Lebensqualität ist ebenso entscheidend für Betroffene mit lebensbegrenzenden Tumorerkrankungen wie Lebenszeit. Mitunter erzählen Betroffene nicht von ihrer Verzweiflung und depressiven Herabstimmung, oft fragen wir Behandler noch nicht einmal, vielleicht weil wir fürchten, keine angemessene Antwort auf die existenziellen Fragen unseres Gegenübers geben zu können. Aber wir berauben uns mit der Nichteinleitung einer wirksamen antidepressiven medikamentösen Therapie einer Behandlungsmöglichkeit, die Lebensqualität entscheidend verbessern kann. Hier sollten wir Neurologen deutlich mehr Initiative ergreifen und im Übrigen die Behandlung reaktiver psychiatrischer Erkrankungen bei unseren Patienten nur in Ausnahmefällen an unsere Kollegen in der Psychiatrie delegieren bzw. nicht „einfach“ mitbetreuenden Psychoonkologen überlassen. Wie oft wir Neurologen hier zu kurzsichtig sind und viel zu kurz zielen und wie wir dies verbessern können, zeigen uns Corinna Seliger-Behme, Thomas Kowalski und Johannes Knabbe im abschließenden Artikel dieser Ausgabe.

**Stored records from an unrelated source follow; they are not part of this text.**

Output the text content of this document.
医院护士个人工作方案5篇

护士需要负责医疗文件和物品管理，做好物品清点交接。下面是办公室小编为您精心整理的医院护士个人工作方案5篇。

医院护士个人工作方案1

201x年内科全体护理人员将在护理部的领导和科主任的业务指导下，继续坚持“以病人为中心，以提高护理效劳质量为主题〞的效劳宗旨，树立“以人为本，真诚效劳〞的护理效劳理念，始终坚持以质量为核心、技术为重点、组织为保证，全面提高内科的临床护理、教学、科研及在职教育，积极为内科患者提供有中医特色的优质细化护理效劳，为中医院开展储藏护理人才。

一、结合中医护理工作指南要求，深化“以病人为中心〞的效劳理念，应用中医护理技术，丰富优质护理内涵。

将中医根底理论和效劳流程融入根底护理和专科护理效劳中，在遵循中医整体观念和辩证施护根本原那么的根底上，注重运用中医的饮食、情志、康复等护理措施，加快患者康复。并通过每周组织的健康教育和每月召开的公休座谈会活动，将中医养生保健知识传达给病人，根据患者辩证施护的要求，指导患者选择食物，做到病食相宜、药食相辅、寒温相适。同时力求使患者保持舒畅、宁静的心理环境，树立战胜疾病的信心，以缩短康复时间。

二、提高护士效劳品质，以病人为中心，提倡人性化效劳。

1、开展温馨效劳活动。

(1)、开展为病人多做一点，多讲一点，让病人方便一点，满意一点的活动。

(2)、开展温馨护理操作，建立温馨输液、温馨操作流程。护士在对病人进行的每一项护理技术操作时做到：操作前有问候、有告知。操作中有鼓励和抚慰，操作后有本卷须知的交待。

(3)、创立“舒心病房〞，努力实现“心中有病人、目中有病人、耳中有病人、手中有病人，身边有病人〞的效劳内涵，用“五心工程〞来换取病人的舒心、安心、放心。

Wir wünschen allen Leserinnen und Lesern viel Freude beim Lesen.
Mit herzlichen Grüßen
Ihre
Ghazaleh Tabatabai und Uwe Schlegel

Interessenkonflikt

G. Tabatabai gibt folgende Aktivitäten mit institutioneller Förderung an das Universitätsklinikum Tübingen an: Advisory Board (Bayer, Boehringer Ingelheim, CureVac, Miltenyi Biomedicine, Novocure), Beratung (Bayer, Boehringer Ingelheim, CureVac), Mitglied im Steering Committee nicht-interventioneller Studien (Bayer, Novocure), Vortrag (Novocure, Servier).  U. Schlegel gibt an, dass kein Interessenskonflikt besteht.

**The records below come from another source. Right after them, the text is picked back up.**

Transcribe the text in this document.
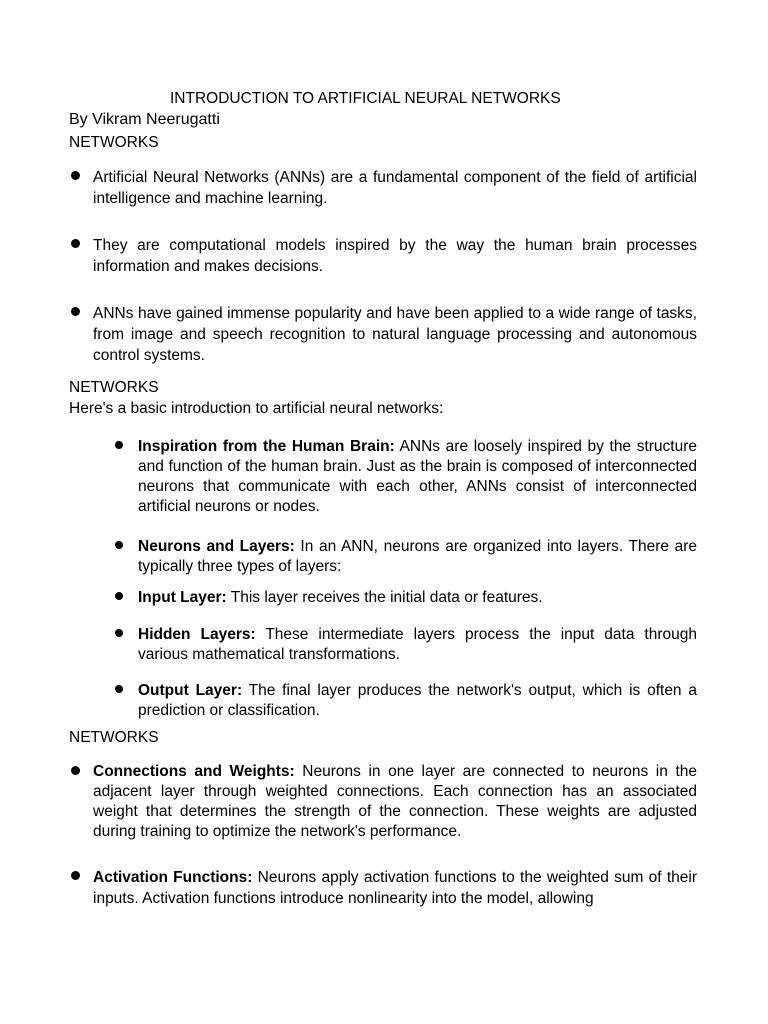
INTRODUCTION TO ARTIFICIAL NEURAL NETWORKS
By Vikram Neerugatti
NETWORKS
Artificial Neural Networks (ANNs) are a fundamental component of the field of artificial intelligence and machine learning.
They are computational models inspired by the way the human brain processes information and makes decisions.
ANNs have gained immense popularity and have been applied to a wide range of tasks, from image and speech recognition to natural language processing and autonomous control systems.
NETWORKS
Here's a basic introduction to artificial neural networks:
Inspiration from the Human Brain: ANNs are loosely inspired by the structure and function of the human brain. Just as the brain is composed of interconnected neurons that communicate with each other, ANNs consist of interconnected artificial neurons or nodes.
Neurons and Layers: In an ANN, neurons are organized into layers. There are typically three types of layers:
Input Layer: This layer receives the initial data or features.
Hidden Layers: These intermediate layers process the input data through various mathematical transformations.
Output Layer: The final layer produces the network's output, which is often a prediction or classification.
NETWORKS
Connections and Weights: Neurons in one layer are connected to neurons in the adjacent layer through weighted connections. Each connection has an associated weight that determines the strength of the connection. These weights are adjusted during training to optimize the network's performance.
Activation Functions: Neurons apply activation functions to the weighted sum of their inputs. Activation functions introduce nonlinearity into the model, allowing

Open Access Dieser Artikel wird unter der Creative Commons Namensnennung 4.0 International Lizenz veröffentlicht, welche die Nutzung, Vervielfältigung, Bearbeitung, Verbreitung und Wiedergabe in jeglichem Medium und Format erlaubt, sofern Sie den/die ursprünglichen Autor(en) und die Quelle ordnungsgemäß nennen, einen Link zur Creative Commons Lizenz beifügen und angeben, ob Änderungen vorgenommen wurden.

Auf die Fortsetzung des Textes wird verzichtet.